Rather than simply demonize the wealthy, it is important that we realize they are victims of circumstance and groomed into their characteristic world views and behaviors by larger-order forces like everyone else. They are only partially responsible for their actions… This fact is important, for viewing society through this system-oriented lens is needed to better understand the true nature of class conflict. It is also needed to establish a new level of compassion toward others. There is little value in “group vs. group” thinking, as the real problem is not the nature of any group buy how that group manifested its values and biases to begin with. I view those whose values and world view are distorted by power and wealth as little different from those suffering from any other biopsychosocial derangement of culture.

Discussion of Public Health leads to the concept of “Structural violence.”

If we define negative externalities as outcomes of economic behavior that lead to social harm, directly or indirectly, the proactive question again becomes, are they preventable?

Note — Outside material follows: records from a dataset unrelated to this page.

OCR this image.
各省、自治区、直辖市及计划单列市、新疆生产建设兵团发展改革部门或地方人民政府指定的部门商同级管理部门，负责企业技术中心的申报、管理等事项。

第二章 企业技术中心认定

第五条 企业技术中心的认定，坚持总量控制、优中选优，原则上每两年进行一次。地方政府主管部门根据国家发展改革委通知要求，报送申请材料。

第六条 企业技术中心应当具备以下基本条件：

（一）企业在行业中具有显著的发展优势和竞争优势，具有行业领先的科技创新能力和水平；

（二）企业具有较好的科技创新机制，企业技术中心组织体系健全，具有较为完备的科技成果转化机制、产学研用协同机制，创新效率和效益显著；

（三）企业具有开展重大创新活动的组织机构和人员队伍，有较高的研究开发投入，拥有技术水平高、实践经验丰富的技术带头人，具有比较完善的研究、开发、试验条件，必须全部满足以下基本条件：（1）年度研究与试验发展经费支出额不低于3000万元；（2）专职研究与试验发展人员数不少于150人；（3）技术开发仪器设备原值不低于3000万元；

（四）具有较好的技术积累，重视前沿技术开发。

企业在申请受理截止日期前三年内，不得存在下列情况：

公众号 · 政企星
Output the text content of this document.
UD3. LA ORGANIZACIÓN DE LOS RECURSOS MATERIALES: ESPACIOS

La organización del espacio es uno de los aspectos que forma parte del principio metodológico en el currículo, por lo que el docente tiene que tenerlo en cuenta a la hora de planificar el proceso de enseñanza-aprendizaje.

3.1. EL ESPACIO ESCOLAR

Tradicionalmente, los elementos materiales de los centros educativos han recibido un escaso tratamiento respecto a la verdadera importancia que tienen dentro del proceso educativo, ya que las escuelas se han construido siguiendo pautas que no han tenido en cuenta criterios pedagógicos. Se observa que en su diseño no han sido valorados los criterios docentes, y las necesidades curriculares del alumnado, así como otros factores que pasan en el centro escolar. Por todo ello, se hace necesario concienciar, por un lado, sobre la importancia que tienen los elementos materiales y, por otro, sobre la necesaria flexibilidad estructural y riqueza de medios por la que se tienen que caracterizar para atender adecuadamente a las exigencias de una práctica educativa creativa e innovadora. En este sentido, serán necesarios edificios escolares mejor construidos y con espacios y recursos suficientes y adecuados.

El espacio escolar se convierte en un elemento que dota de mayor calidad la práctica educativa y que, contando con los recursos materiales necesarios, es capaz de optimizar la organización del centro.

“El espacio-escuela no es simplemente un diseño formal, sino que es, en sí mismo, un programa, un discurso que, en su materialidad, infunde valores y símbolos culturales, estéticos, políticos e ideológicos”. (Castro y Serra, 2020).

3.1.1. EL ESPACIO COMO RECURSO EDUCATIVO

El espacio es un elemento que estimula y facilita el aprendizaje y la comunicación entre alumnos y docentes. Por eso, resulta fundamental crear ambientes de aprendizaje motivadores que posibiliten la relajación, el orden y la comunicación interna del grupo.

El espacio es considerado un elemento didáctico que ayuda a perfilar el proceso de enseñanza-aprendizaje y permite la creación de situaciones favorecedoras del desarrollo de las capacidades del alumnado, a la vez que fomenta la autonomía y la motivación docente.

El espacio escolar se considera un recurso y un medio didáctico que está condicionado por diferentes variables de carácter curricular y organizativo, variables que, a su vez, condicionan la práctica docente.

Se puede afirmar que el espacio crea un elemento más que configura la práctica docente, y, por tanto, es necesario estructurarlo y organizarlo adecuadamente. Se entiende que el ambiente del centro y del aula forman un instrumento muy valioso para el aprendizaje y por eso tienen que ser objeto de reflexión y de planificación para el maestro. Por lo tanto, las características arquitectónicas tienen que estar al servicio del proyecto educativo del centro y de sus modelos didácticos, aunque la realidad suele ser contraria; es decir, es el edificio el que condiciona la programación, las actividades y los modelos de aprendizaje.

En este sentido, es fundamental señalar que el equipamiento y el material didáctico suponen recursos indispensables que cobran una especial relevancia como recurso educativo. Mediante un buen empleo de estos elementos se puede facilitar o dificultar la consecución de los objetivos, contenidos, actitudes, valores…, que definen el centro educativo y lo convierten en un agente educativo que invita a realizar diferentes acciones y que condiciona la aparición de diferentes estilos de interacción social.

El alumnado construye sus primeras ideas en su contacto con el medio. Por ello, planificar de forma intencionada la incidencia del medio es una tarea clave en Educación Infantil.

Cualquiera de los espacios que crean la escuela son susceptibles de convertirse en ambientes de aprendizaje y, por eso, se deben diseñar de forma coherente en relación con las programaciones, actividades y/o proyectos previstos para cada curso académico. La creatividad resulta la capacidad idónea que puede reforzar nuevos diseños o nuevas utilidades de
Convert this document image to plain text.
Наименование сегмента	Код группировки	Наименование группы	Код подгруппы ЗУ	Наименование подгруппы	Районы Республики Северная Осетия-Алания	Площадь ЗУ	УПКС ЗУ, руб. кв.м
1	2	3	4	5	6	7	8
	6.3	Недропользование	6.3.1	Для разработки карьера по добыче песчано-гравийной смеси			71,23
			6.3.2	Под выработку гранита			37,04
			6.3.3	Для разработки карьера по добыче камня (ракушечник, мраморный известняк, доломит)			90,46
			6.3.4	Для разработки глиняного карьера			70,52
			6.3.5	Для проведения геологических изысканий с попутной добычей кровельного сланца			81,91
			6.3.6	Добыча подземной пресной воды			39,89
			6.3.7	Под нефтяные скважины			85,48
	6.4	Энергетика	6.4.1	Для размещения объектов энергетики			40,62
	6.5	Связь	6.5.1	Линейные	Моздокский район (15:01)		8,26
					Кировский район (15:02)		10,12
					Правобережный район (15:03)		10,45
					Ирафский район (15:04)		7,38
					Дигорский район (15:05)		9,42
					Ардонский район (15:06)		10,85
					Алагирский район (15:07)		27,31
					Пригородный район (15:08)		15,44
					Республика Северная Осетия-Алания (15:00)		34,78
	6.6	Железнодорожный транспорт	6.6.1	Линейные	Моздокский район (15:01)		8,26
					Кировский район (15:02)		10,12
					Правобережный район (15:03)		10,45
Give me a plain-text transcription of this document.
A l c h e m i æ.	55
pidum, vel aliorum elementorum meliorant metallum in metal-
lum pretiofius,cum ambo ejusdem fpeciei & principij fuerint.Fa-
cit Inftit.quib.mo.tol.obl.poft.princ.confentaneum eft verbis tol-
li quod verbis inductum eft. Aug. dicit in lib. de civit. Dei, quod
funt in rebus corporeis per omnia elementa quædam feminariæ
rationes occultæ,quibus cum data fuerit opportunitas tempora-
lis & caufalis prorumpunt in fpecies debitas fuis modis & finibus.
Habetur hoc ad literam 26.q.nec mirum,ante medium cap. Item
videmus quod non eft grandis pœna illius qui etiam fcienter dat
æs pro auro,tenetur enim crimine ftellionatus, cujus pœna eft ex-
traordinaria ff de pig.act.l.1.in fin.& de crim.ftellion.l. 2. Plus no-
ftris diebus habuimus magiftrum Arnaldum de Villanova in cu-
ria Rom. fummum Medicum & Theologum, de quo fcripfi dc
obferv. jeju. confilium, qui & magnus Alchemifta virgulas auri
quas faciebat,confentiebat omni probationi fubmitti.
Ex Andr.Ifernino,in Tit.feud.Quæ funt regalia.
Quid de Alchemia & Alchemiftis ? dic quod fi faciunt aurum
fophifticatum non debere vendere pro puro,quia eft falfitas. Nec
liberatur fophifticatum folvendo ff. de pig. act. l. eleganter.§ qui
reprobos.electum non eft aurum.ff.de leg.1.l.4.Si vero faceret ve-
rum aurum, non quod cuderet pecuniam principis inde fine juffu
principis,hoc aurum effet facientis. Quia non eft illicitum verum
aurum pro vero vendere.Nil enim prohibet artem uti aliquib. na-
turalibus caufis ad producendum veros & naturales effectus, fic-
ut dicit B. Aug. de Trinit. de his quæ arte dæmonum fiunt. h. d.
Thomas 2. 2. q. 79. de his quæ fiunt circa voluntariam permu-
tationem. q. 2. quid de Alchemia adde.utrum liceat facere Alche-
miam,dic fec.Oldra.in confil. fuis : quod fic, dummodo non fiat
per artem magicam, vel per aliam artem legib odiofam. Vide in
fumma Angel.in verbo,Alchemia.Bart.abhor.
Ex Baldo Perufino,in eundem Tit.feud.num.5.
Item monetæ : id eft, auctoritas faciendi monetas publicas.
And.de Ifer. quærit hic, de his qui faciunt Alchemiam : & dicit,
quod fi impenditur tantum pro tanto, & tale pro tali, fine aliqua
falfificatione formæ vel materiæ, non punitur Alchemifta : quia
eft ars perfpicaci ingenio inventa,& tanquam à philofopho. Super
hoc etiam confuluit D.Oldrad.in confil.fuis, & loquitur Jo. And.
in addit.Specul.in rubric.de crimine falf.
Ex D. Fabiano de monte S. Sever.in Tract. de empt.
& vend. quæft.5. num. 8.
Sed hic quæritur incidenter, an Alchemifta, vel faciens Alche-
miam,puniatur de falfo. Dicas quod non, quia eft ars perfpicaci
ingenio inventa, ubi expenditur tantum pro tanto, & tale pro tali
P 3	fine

In an astounding number of cases, when we trace them back to their deepest origins within the dynamics of capitalism, we realize that the very social system is emanating such outcomes as a natural consequence of its basic functionality. And the overall outcome is devastating.

He links why we have so much preventable harm is linked back to foundation issues within capitalism and the market system. The system cannot provide solutions unless there is profit to be made. The stress that people have from living in profoundly unequal societies is itself a source of illness.

Something that sets this book apart is that it does not end as a litany against social problems with piecemeal suggestions for what should be done. Much space is devoted to the systemic changes we need to make as a society so we live in a system that is actually designed to take care of people.

Shifts needed to increase economic efficiency and reduced scarcity discussed are:

  • Automation
  • Access
  • Open source
  • Localization
  • Networked digital feedback

Many well-meaning activists and groups put their effort towards the symptoms of a social-system disorder, without recognizing the disorder itself. The New Human Rights Movement is the opposite; an in-depth analysis of social causes of poor public health from a systems perspective.

As much as I have tried to praise this book, this review still does not come close to doing it justice. If there is any one book I wish everyone would read, it is this one.